As we meandered back and forth on the main canal, we found a little snack restaurant that proved to be a treasure. It was filled with locals or who we suspected were locals and that is usually a good sign. It was just a tiny place with no tables and chairs, just a few stools sitting around a wall bar. In a case, they had little rolls with a cottage cheese type cheese on them, little sandwiches with polenta as the bread and ham filling, roasted artichoke hearts in olive oil, and big chunks of parmesan cheese. The man behind the counter gave us a plate to help ourselves to what we wanted. Each snack came to ninety cents. With a small beer and a glass of wine, we had a hearty snack for fewer than eight dollars. I did have a surprise when I bit into the roll with the white cottage cheese on it, for hiding underneath was some creature from the sea. Ron inherited it rather quickly.

Growing tired of Murano and with the sunlight still with us, Ron wanted to explore the Rialto area, so we water bussed to that stop and walked miles more. Each section has its churches, it plazas, shops, coffee shops, and other interesting little visual feasts that quench ones hunger for beauty. I have developed this unnatural yen for ties since having to buy one in Budapest for an exorbitant amount, so I had been checking out the ties as we have window-shopped. Silk ties can be bought here for less than ten dollars. I who usually have an aversion to wearing a tie at all have come to face the fact that if I am going to teach, it may be an unavoidable evil that I will have to deal with. If that is the case, I might as well like the noose around my neck.

Having succumbed to tired backs, over exercised leg muscles, and general sleepiness, we returned to the hotel for a rest break. Ron napped while I typed and two and a half hours later, I woke him for dinner.
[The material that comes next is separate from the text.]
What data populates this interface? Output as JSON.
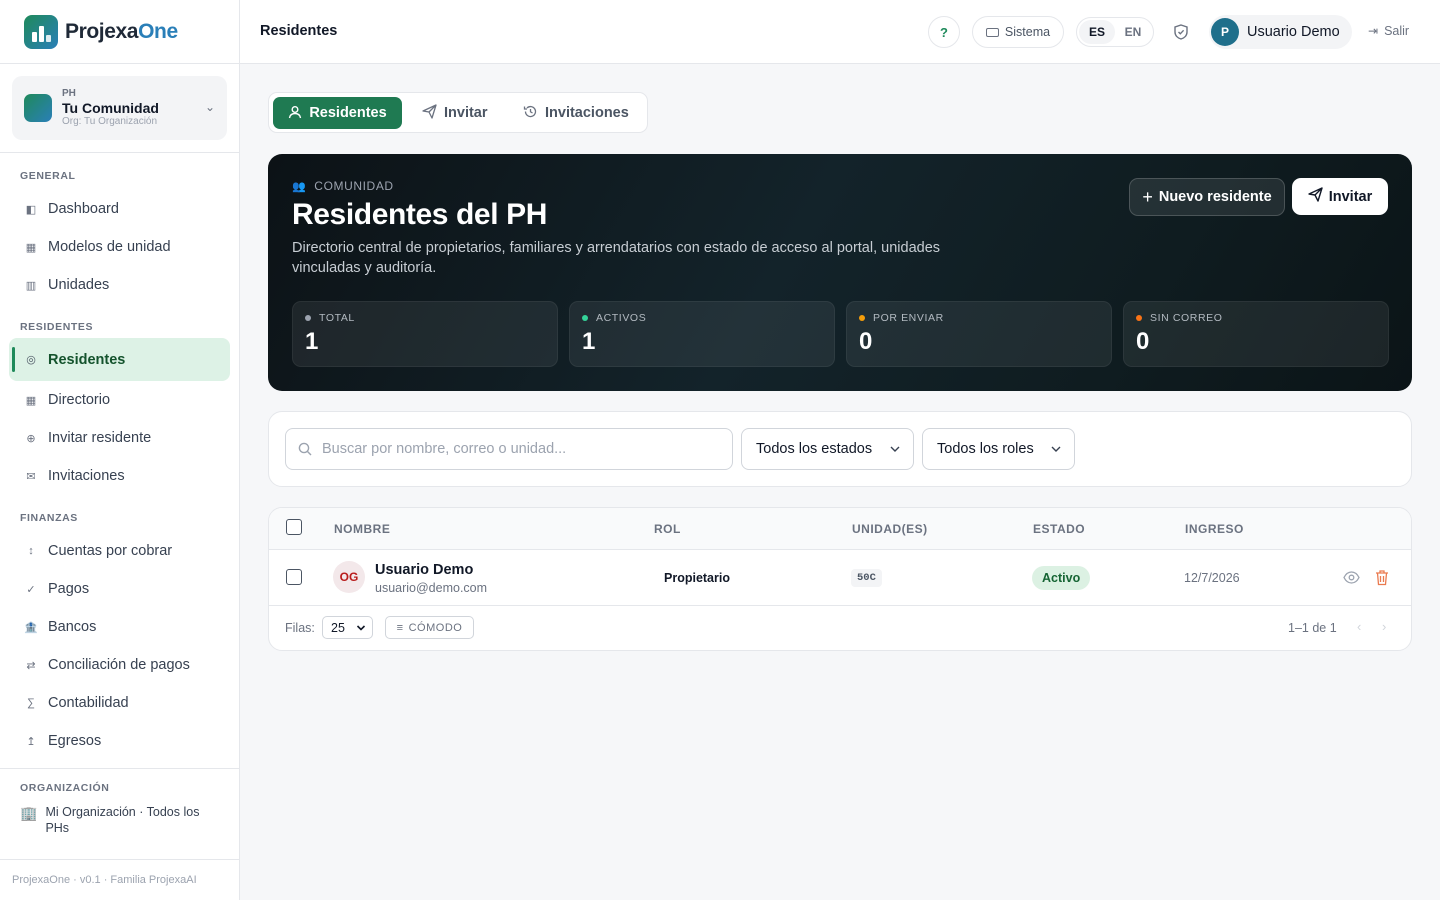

Last night’s restaurant was worth returning to, so we headed in that direction. After an hour of walking around, we still could not find it. With or without a map, this city is difficult to find your way around. Since seventy-five percent of the streets and named alleys never make it to map status, you can wander for hours and not find what you are looking for. We gave in to hunger since it seemed hopeless that we would ever find that restaurant again. A lively place that caught our attention was a pizza restaurant, so we gave into fate and entered. The pizzas here are like a medium pizza in California. The crust is very thin and full of flavor, unlike California pizza. My choice had asparagus, ham, cheese, artichokes, and mushrooms. They do not just dot the pizza with toppings they decorate them with toppings. When you bite into a piece, you savor the blend of flavors.

Returning to the hotel, we reached for our books. Our room does not have a television and I do miss CNN and BBC, but Ron claims that he found their respective theme music to be jarring his nerves, so is happy for the break. I started reading “The History of the World in 10 ½ Chapters”, by Julian Barnes. Silly of me to think it was a condensed history book with highlights of what everyone should know, like the Reader’s Digest version of History 101. It could not be farther from that image. It is a work of fiction and after reading the first chapter, I am hooked. A British author who created a skillful blend of humor, suspense, and believability into his story wrote it. Most of my book recommendations have come from the “Book Lover’s Book a Day Calendar” and I have to say that 99% of the books that I have read based on the synopsis given of that book have proven to be charms. Unfortunately, we left before the 2002 version was in the stores or it would be gracing my desk. Amazon.com delivers to Hungary, so I need to look for it.